Para enfrentar condições ambientais adversas, a morada finlandesa possui propostas que a diferenciam de projetos semelhantes no Brasil. O piso, por exemplo, é aquecido, usando o calor do solo. A circulação coberta por vidro, estruturada com o mesmo material, foi calculada para suportar o peso da neve e possui um sistema que acelera o derretimento. Os fechamentos da residência são de madeira de origem canadense (resumidamente, um sanduíche de madeira na parte externa, seguido de colchão de ar, material térmico e gesso acartonado por dentro), solução que só apareceu na segunda fase do concurso. Inicialmente, ela seria inteiramente de concreto aparente, mas com aparência final semelhante, pois as fôrmas seriam verticais, tais como as réguas. A construção está sobre uma base de concreto. A estrutura é invisível e variada. Definida por um profissional finlandês, mistura concreto, aço e madeira, conforme a necessidade específica de cada situação. “Achamos a situação muito curiosa, pois no Brasil, em geral, definimos um sistema estrutural preponderante”, conta Fanucci, sentado à frente de enormes reproduções de obras de Aalto nas paredes da sala de reuniões de seu escritório. “Mas achamos pertinente o raciocínio e aceitamos.”

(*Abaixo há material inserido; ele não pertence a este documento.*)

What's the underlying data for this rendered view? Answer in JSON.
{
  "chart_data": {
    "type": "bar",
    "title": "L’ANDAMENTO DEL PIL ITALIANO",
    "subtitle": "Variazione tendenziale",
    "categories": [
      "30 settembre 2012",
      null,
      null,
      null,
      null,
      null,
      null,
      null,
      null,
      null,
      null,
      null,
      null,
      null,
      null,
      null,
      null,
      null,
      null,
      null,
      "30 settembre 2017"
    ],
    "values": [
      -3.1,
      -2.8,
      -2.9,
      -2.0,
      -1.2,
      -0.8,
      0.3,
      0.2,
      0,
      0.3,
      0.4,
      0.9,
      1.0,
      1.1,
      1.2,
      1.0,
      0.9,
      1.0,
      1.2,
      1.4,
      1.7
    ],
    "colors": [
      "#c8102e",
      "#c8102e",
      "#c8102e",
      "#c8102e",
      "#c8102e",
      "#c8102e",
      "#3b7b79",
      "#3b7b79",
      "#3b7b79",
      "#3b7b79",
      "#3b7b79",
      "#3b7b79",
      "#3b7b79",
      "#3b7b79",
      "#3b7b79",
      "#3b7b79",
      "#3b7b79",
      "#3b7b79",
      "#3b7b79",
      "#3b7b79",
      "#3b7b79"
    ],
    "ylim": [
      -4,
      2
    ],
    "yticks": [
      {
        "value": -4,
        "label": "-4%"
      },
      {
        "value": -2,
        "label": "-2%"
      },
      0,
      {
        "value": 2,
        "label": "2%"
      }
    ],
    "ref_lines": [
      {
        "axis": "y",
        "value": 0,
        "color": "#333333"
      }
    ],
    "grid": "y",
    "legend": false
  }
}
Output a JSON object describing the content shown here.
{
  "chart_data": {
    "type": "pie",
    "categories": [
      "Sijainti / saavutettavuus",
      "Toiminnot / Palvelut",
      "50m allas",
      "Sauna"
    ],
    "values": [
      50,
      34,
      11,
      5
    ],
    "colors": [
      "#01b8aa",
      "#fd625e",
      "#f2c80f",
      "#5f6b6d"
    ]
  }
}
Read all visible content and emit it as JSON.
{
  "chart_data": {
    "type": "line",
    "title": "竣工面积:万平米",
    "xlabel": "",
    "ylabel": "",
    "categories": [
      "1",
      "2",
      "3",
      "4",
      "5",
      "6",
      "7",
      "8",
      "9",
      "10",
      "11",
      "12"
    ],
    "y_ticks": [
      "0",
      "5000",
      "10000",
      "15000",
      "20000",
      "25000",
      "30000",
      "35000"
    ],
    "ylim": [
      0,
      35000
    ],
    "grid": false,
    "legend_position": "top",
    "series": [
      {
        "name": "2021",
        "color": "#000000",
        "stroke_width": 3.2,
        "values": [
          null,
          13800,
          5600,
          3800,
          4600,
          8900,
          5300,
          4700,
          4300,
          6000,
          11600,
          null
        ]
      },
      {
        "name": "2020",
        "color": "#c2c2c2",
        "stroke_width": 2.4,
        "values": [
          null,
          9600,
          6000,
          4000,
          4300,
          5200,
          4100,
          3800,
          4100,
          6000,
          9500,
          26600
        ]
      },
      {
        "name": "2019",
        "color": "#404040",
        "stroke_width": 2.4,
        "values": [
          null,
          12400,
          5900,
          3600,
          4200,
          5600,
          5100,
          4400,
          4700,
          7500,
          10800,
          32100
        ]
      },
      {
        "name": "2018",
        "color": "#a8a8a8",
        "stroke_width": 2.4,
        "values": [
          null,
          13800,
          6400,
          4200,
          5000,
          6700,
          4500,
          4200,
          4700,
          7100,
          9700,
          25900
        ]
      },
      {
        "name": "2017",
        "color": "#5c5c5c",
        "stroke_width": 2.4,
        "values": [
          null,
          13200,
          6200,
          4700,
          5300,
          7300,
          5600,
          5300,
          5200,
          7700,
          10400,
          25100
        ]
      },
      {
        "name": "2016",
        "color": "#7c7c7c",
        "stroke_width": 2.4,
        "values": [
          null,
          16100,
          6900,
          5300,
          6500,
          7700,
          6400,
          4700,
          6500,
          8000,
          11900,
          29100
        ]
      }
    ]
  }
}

O pátio da sala de estar, protegido em três faces, possibilita o uso da área externa no verão. Esse tipo de solução fazia parte de alguns trabalhos de Aalto, como a casa de Muuratsalo (1953). “Em todos os projetos que fazemos, consideramos as questões de Aalto. Neste, não poderia ser diferente”, conclui Ferraz.
Publicada originalmente em PROJETODESIGN
Edição 358 Dezembro de 2009
Francisco Fanucci e Marcelo Ferraz (FAU/USP, 1977 e 1978, respectivamente), titulares do escritório Brasil Arquitetura, são autores de inúmeros projetos, como o Museu Rodin, o Museu do Pão e a residência no Morumbi



Para nós, é impossível pensar na arquitetura moderna brasileira sem a forte influência da Finlândia, através da obra genial de Alvar Aalto. Quando buscamos nossas raízes, ou melhor, nossas matrizes referenciais, deparamo-nos com estruturas, concepções de espaço, lógicas construtivas, apropriação de materiais e relações com o ambiente natural e urbano oriundas da experiência finlandesa na arquitetura.

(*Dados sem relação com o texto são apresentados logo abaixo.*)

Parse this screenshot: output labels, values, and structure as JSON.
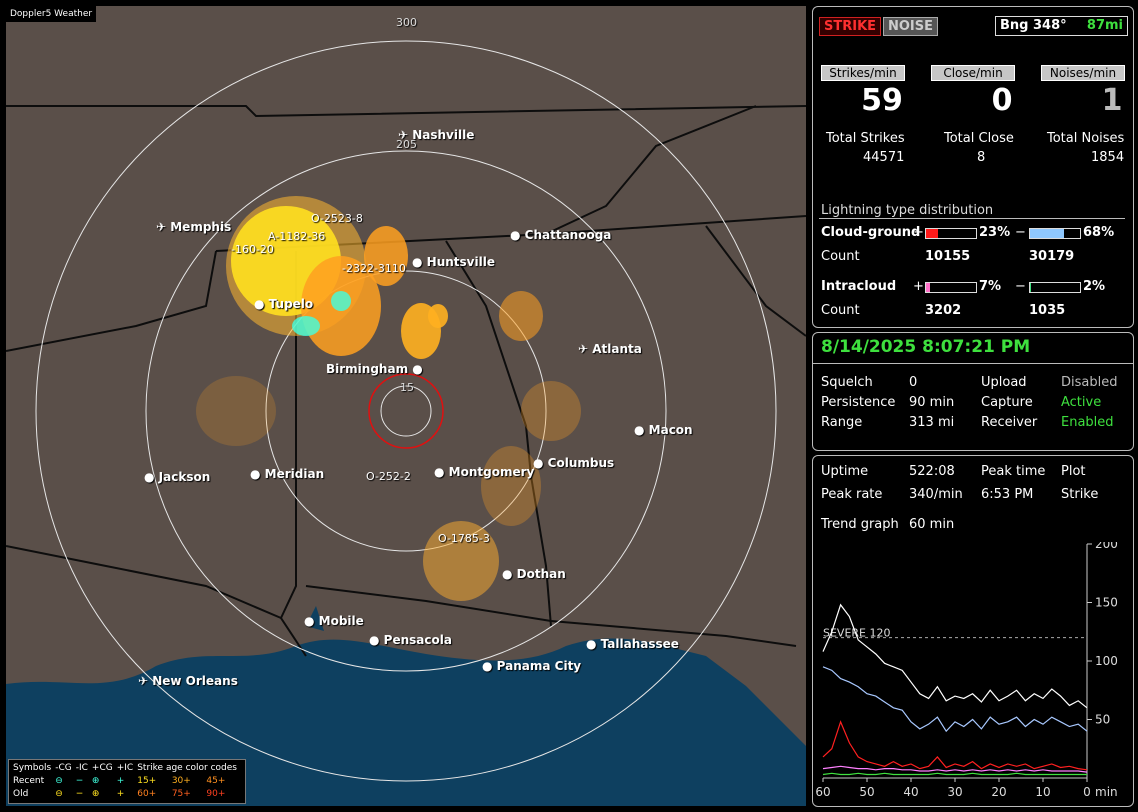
{
  "app": {
    "brand": "Doppler5 Weather"
  },
  "map": {
    "range_labels": [
      "300",
      "205",
      "15"
    ],
    "cities": [
      {
        "name": "Nashville",
        "icon": "airport"
      },
      {
        "name": "Memphis",
        "icon": "airport"
      },
      {
        "name": "Chattanooga",
        "icon": "dot"
      },
      {
        "name": "Huntsville",
        "icon": "dot"
      },
      {
        "name": "Tupelo",
        "icon": "dot"
      },
      {
        "name": "Atlanta",
        "icon": "airport"
      },
      {
        "name": "Birmingham",
        "icon": "dot"
      },
      {
        "name": "Macon",
        "icon": "dot"
      },
      {
        "name": "Jackson",
        "icon": "dot"
      },
      {
        "name": "Meridian",
        "icon": "dot"
      },
      {
        "name": "Montgomery",
        "icon": "dot"
      },
      {
        "name": "Columbus",
        "icon": "dot"
      },
      {
        "name": "Dothan",
        "icon": "dot"
      },
      {
        "name": "Mobile",
        "icon": "dot"
      },
      {
        "name": "Pensacola",
        "icon": "dot"
      },
      {
        "name": "Tallahassee",
        "icon": "dot"
      },
      {
        "name": "Panama City",
        "icon": "dot"
      },
      {
        "name": "New Orleans",
        "icon": "airport"
      }
    ],
    "cluster_labels": [
      "O-2523-8",
      "A-1182-36",
      "-160-20",
      "-2322-3110",
      "O-252-2",
      "O-1785-3"
    ],
    "legend": {
      "header": [
        "Symbols",
        "-CG",
        "-IC",
        "+CG",
        "+IC",
        "Strike age color codes"
      ],
      "rows": [
        {
          "label": "Recent",
          "ages": [
            "15+",
            "30+",
            "45+"
          ]
        },
        {
          "label": "Old",
          "ages": [
            "60+",
            "75+",
            "90+"
          ]
        }
      ]
    }
  },
  "status": {
    "strike_label": "STRIKE",
    "noise_label": "NOISE",
    "bearing": "Bng 348°",
    "distance": "87mi",
    "rates": [
      {
        "label": "Strikes/min",
        "value": "59",
        "total_label": "Total Strikes",
        "total": "44571"
      },
      {
        "label": "Close/min",
        "value": "0",
        "total_label": "Total Close",
        "total": "8"
      },
      {
        "label": "Noises/min",
        "value": "1",
        "total_label": "Total Noises",
        "total": "1854"
      }
    ],
    "distribution_title": "Lightning type distribution",
    "cg_label": "Cloud-ground",
    "ic_label": "Intracloud",
    "count_label": "Count",
    "cg_pos_pct": "23%",
    "cg_pos_fill": 0.23,
    "cg_neg_pct": "68%",
    "cg_neg_fill": 0.68,
    "cg_pos_count": "10155",
    "cg_neg_count": "30179",
    "ic_pos_pct": "7%",
    "ic_pos_fill": 0.07,
    "ic_neg_pct": "2%",
    "ic_neg_fill": 0.02,
    "ic_pos_count": "3202",
    "ic_neg_count": "1035"
  },
  "settings": {
    "datetime": "8/14/2025 8:07:21 PM",
    "rows": [
      [
        "Squelch",
        "0",
        "Upload",
        "Disabled"
      ],
      [
        "Persistence",
        "90 min",
        "Capture",
        "Active"
      ],
      [
        "Range",
        "313 mi",
        "Receiver",
        "Enabled"
      ]
    ]
  },
  "trend": {
    "uptime_label": "Uptime",
    "uptime": "522:08",
    "peak_time_label": "Peak time",
    "peak_time": "6:53 PM",
    "plot_label": "Plot",
    "plot": "Strike",
    "peak_rate_label": "Peak rate",
    "peak_rate": "340/min",
    "trend_label": "Trend graph",
    "trend_window": "60 min",
    "severe_label": "SEVERE 120"
  },
  "chart_data": {
    "type": "line",
    "title": "",
    "xlabel": "min",
    "ylabel": "",
    "x_ticks": [
      60,
      50,
      40,
      30,
      20,
      10,
      0
    ],
    "y_ticks": [
      50,
      100,
      150,
      200
    ],
    "xlim": [
      60,
      0
    ],
    "ylim": [
      0,
      200
    ],
    "severe_threshold": 120,
    "x": [
      60,
      58,
      56,
      54,
      52,
      50,
      48,
      46,
      44,
      42,
      40,
      38,
      36,
      34,
      32,
      30,
      28,
      26,
      24,
      22,
      20,
      18,
      16,
      14,
      12,
      10,
      8,
      6,
      4,
      2,
      0
    ],
    "series": [
      {
        "color": "#ffffff",
        "values": [
          108,
          125,
          148,
          138,
          118,
          112,
          106,
          98,
          95,
          92,
          82,
          72,
          68,
          78,
          66,
          70,
          68,
          72,
          65,
          75,
          66,
          70,
          75,
          66,
          72,
          68,
          76,
          70,
          62,
          66,
          60
        ]
      },
      {
        "color": "#a8c8ff",
        "values": [
          95,
          92,
          85,
          82,
          78,
          72,
          70,
          65,
          60,
          58,
          48,
          42,
          46,
          52,
          40,
          48,
          44,
          50,
          42,
          52,
          46,
          48,
          52,
          44,
          50,
          46,
          52,
          48,
          44,
          46,
          40
        ]
      },
      {
        "color": "#ff2020",
        "values": [
          18,
          25,
          48,
          30,
          18,
          14,
          12,
          10,
          14,
          10,
          12,
          8,
          10,
          18,
          9,
          12,
          10,
          14,
          8,
          12,
          9,
          12,
          10,
          12,
          8,
          10,
          12,
          9,
          10,
          8,
          7
        ]
      },
      {
        "color": "#ff80ff",
        "values": [
          8,
          9,
          10,
          9,
          8,
          8,
          7,
          8,
          8,
          7,
          7,
          6,
          6,
          7,
          6,
          7,
          6,
          7,
          6,
          7,
          6,
          7,
          6,
          7,
          6,
          7,
          6,
          6,
          6,
          6,
          5
        ]
      },
      {
        "color": "#40e040",
        "values": [
          3,
          4,
          3,
          3,
          4,
          3,
          3,
          4,
          3,
          3,
          3,
          3,
          3,
          4,
          3,
          3,
          3,
          4,
          3,
          3,
          3,
          3,
          4,
          3,
          3,
          3,
          3,
          3,
          3,
          3,
          3
        ]
      }
    ]
  }
}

Basta voltar os olhos para uma das obras máximas de Oscar Niemeyer, o conjunto da Pampulha - mais especificamente o edifício do cassino -, para encontrar Alvar Aalto pulsando nos detalhes, na escolha e no encontro dos materiais, na magia do espaço, na recriação da luz.

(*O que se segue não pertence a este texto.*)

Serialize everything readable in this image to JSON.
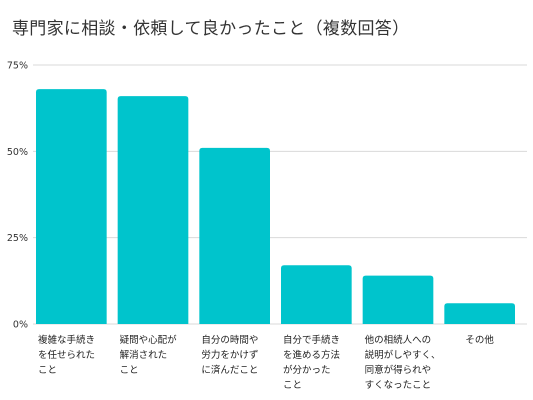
{
  "chart_data": {
    "type": "bar",
    "title": "専門家に相談・依頼して良かったこと（複数回答）",
    "xlabel": "",
    "ylabel": "",
    "ylim": [
      0,
      75
    ],
    "y_ticks": [
      0,
      25,
      50,
      75
    ],
    "y_tick_labels": [
      "0%",
      "25%",
      "50%",
      "75%"
    ],
    "grid": true,
    "legend": "none",
    "bar_color": "#00C4CC",
    "categories": [
      [
        "複雑な手続き",
        "を任せられた",
        "こと"
      ],
      [
        "疑問や心配が",
        "解消された",
        "こと"
      ],
      [
        "自分の時間や",
        "労力をかけず",
        "に済んだこと"
      ],
      [
        "自分で手続き",
        "を進める方法",
        "が分かった",
        "こと"
      ],
      [
        "他の相続人への",
        "説明がしやすく、",
        "同意が得られや",
        "すくなったこと"
      ],
      [
        "その他"
      ]
    ],
    "values": [
      68,
      66,
      51,
      17,
      14,
      6
    ]
  }
}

Brasil e Finlândia, tão longe, tão perto através da arquitetura. Podemos afirmar que nosso projeto para a casa na Finlândia é marcado por uma vontade antagônica de aparecer e desaparecer: por um lado, colocar-se clara e contundentemente no local, no território; por outro, mimetizar-se no bosque, camuflar-se, quase sumir, mas nunca se submeter. A residência deverá se apresentar com personalidade própria na paisagem, mas sem agredi-la. A integração com a natureza será dosada, calculada; será variável de acordo com cada estação do ano: sob diferentes circunstâncias, os materiais, as cores, os elementos construtivos deverão propiciar diferentes experiências.